Le llevaba casi media hora atravesar el paseo de la alameda hasta la factoría de la Silver Shamrock, pero se alegraba de poder ir caminando, haciendo crujir el suelo bajo sus botas de faena. Las hojas secas cubrían su acera y la de enfrente, a su izquierda, y hasta los márgenes de la carretera que se prolongaba entre ambas, como una inmensa viga gris corroída por la herrumbre de octubre. No soplaba ni una brizna de viento, ni circulaba ningún vehículo que turbara la quietud de las hojas caídas. La suya era la única respiración que removía el aire del paseo.
(La única respiración humana).
(Porque en los árboles vivían algunas ardillas. Y al menos un cuervo).
Vio el montón mucho antes de pasar junto a él: un cúmulo de hojas de unos dos metros de largo, y casi medio metro de alto en uno de sus extremos. Se encontraba al pie de uno de los álamos que formaban a su derecha, en vanguardia del boscaje que se extendía más allá. El árbol tenía una rama rota que colgaba sobre la de abajo dibujando una cruz. Seguramente aquel rimero de hojas secas habría pasado desapercibido para la mayoría de paseantes, pero él se jactaba de ser un hombre minucioso, y años de labor en la cadena de montaje no habían mermado su vista; más bien al contrario. Por eso distinguió también perfectamente, sin confundirla en ningún momento con una ramita seca o cualquier otra zarandaja, la mano que sobresalía a un lado del montón.
Al principio se tensó tanto que su cuello amenazó con quebrarse, y un leve temblor se apoderó de su cabeza; pero mientras se mordía el labio de abajo para refugiarse en la seguridad del dolor, recordó la festividad de aquella noche.
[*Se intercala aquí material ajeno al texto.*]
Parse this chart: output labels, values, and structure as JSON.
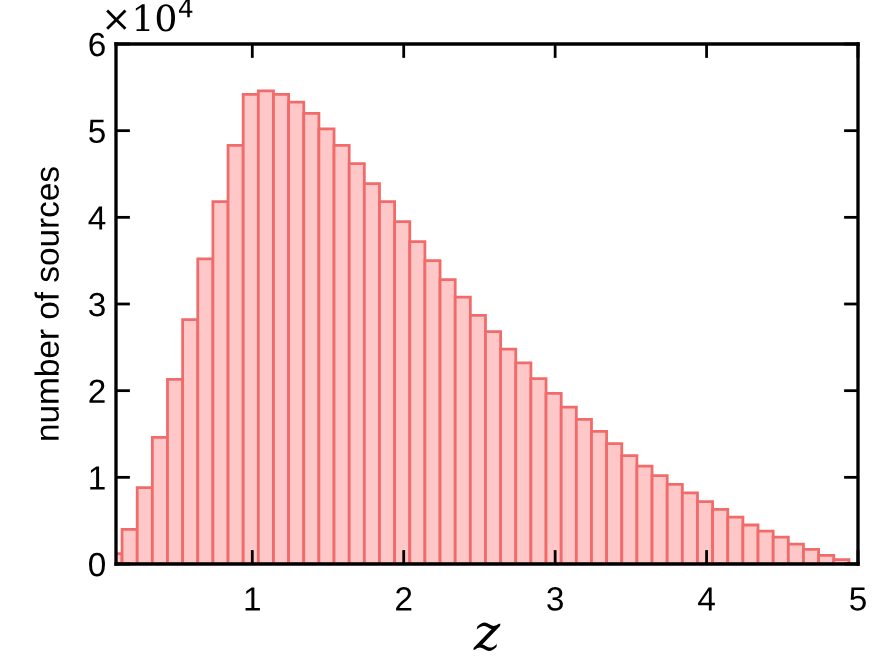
{
  "chart_data": {
    "type": "histogram",
    "xlabel": "z",
    "ylabel": "number of sources",
    "color": "#ffc8c8",
    "bins": [
      0.04,
      0.14,
      0.24,
      0.34,
      0.44,
      0.54,
      0.64,
      0.74,
      0.84,
      0.94,
      1.04,
      1.14,
      1.24,
      1.34,
      1.44,
      1.54,
      1.64,
      1.74,
      1.84,
      1.94,
      2.04,
      2.14,
      2.24,
      2.34,
      2.44,
      2.54,
      2.64,
      2.74,
      2.84,
      2.94,
      3.04,
      3.14,
      3.24,
      3.34,
      3.44,
      3.54,
      3.64,
      3.74,
      3.84,
      3.94,
      4.04,
      4.14,
      4.24,
      4.34,
      4.44,
      4.54,
      4.64,
      4.74,
      4.84,
      4.94
    ],
    "values": [
      0.12,
      0.4,
      0.88,
      1.46,
      2.13,
      2.82,
      3.52,
      4.18,
      4.83,
      5.42,
      5.46,
      5.42,
      5.33,
      5.2,
      5.02,
      4.83,
      4.62,
      4.39,
      4.18,
      3.95,
      3.72,
      3.5,
      3.28,
      3.08,
      2.87,
      2.68,
      2.48,
      2.32,
      2.14,
      1.97,
      1.81,
      1.67,
      1.53,
      1.39,
      1.25,
      1.13,
      1.02,
      0.92,
      0.82,
      0.72,
      0.63,
      0.54,
      0.45,
      0.38,
      0.31,
      0.23,
      0.17,
      0.1,
      0.05
    ],
    "xlim": [
      0.1,
      5
    ],
    "xticks": [
      1,
      2,
      3,
      4,
      5
    ],
    "ylim": [
      0,
      6
    ],
    "yticks": [
      0,
      1,
      2,
      3,
      4,
      5,
      6
    ],
    "annotations": [
      "×10$^{4}$"
    ]
  }
}
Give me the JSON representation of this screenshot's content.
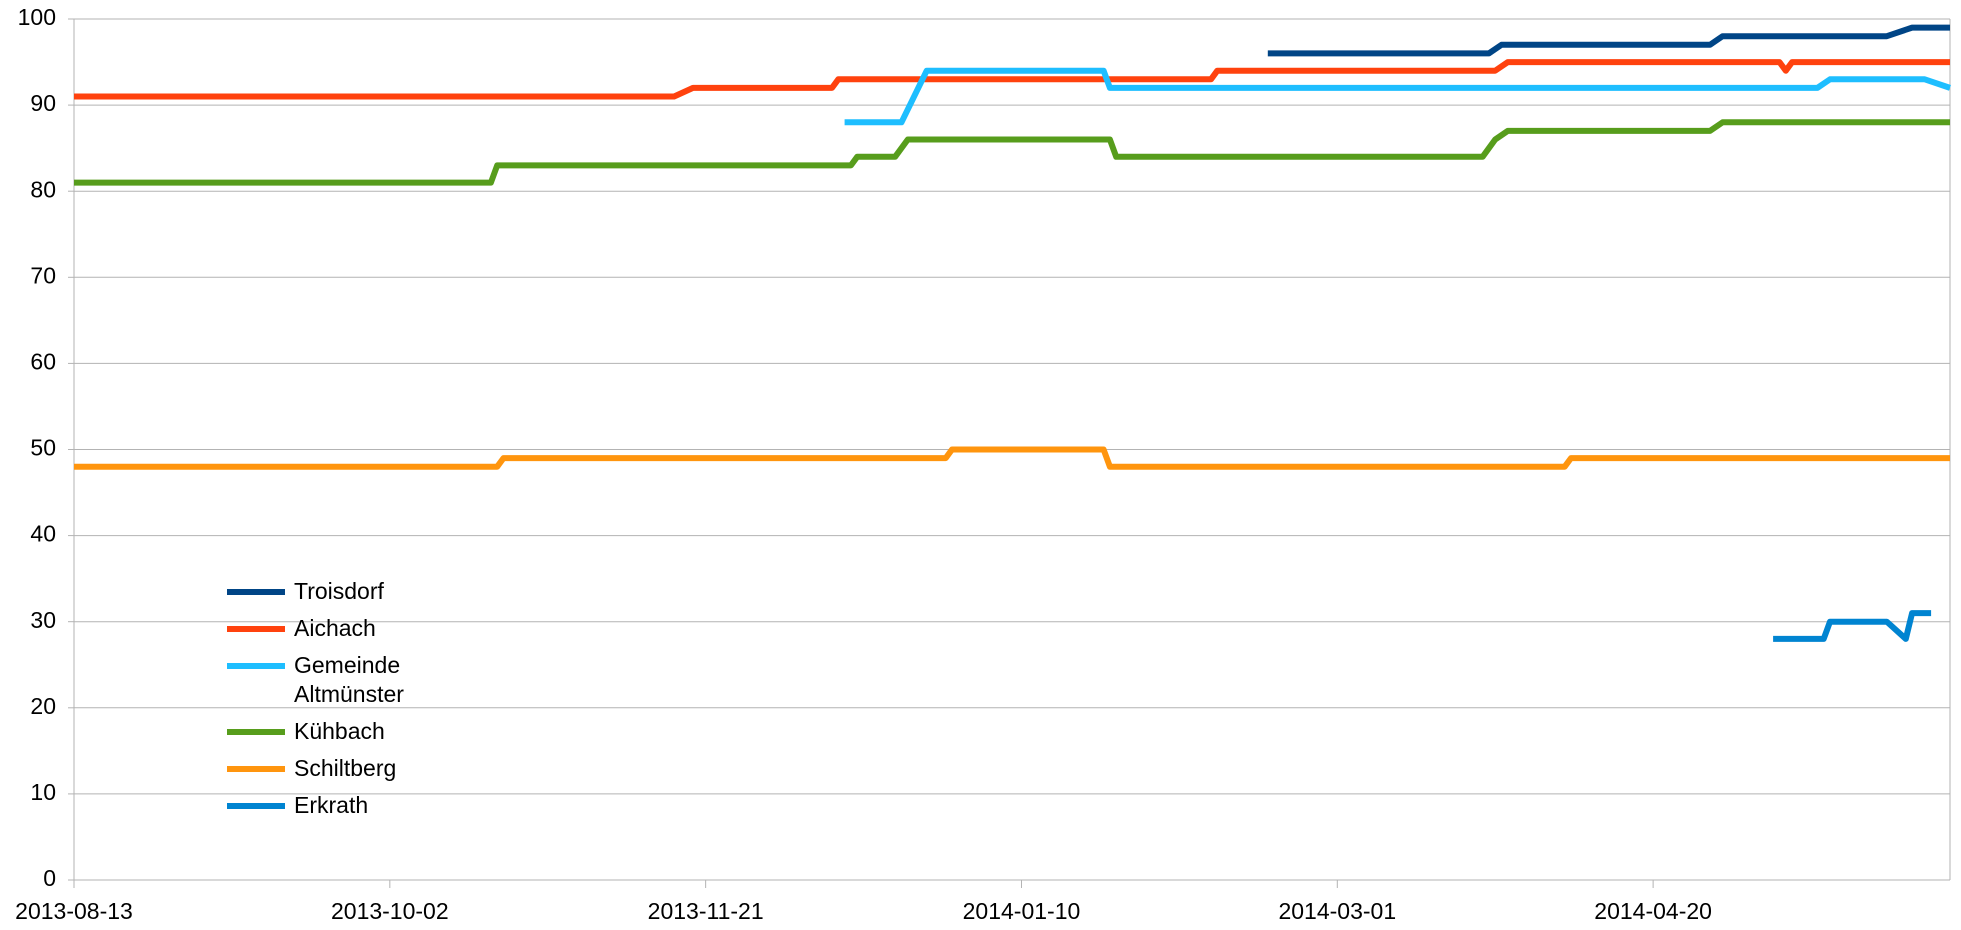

Maldición. Enseguida se convenció de que algún mocoso había compuesto aquella escena para atemorizar a incautos como él. No obstante, no podía pasar de largo sin verificar lo que ya sabía.
Un nuevo graznido lo acompañó mientras abandonaba la acera y se internaba hacia los árboles.
Se detuvo delante de la mano. La porción visible de antebrazo desaparecía debajo de las hojas dando la impresión de que dentro había un cuerpo oculto. Eso se lo concedía al mocoso. Sin embargo, vista de cerca no le pareció que la prótesis estuviera muy lograda: la supuesta piel estaba descolorida y arrugada, y allí donde se levantaba para mostrar presuntas secciones de hueso ni siquiera se habían molestado en aplicar unas gotitas de rojo. El único elemento que confería algún viso de autenticidad a tan chapucera pieza de utilería eran unos pocos gusanos despistados que se arrastraban por encima de ella.
Se preparó para propinarle un puntapié y sacarla de debajo de las hojas, solo para echarle un vistazo a la prolongación de la muñeca. Sentía curiosidad por ver cómo habían rematado el corte del brazo. Después volvería a empujarla y la hundiría definitivamente debajo del montón, para evitarle el sobresalto a otro viandante.
Su pie y la mano se encontraron antes de que él pudiera hacer ningún movimiento.
***
Lo primero que vio cuando abrió los ojos fueron las ramas en forma de cruz, recortadas contra la luna. (En realidad solo veía con un ojo; el otro lo tenía completamente tapado). Después llegaron un pequeño vampiro y una momia con corona de princesa, que permanecieron inclinados sobre él hasta que una voz grave e imperativa los convocó fuera del alcance de sus dedos. Juraría haber estado a punto de moverlos mientras los niños estuvieron a su lado, pero ahora solo podía sentir el frío de la noche deslizándose entre ellos; y aunque tampoco era capaz de emitir ningún sonido, no se dejó poseer por el pánico. Porque sabía que no podía pasar mucho tiempo antes de que alguien viese su mano asomando entre las hojas, o de que un golpe de viento las hiciera volar y dejase su cuerpo al descubierto.
El cuervo volvió a graznar, y su grito resonó en sus oídos mientras el cielo oscilaba entre el negro, el rojo y el azul, y también el rosa algunas veces.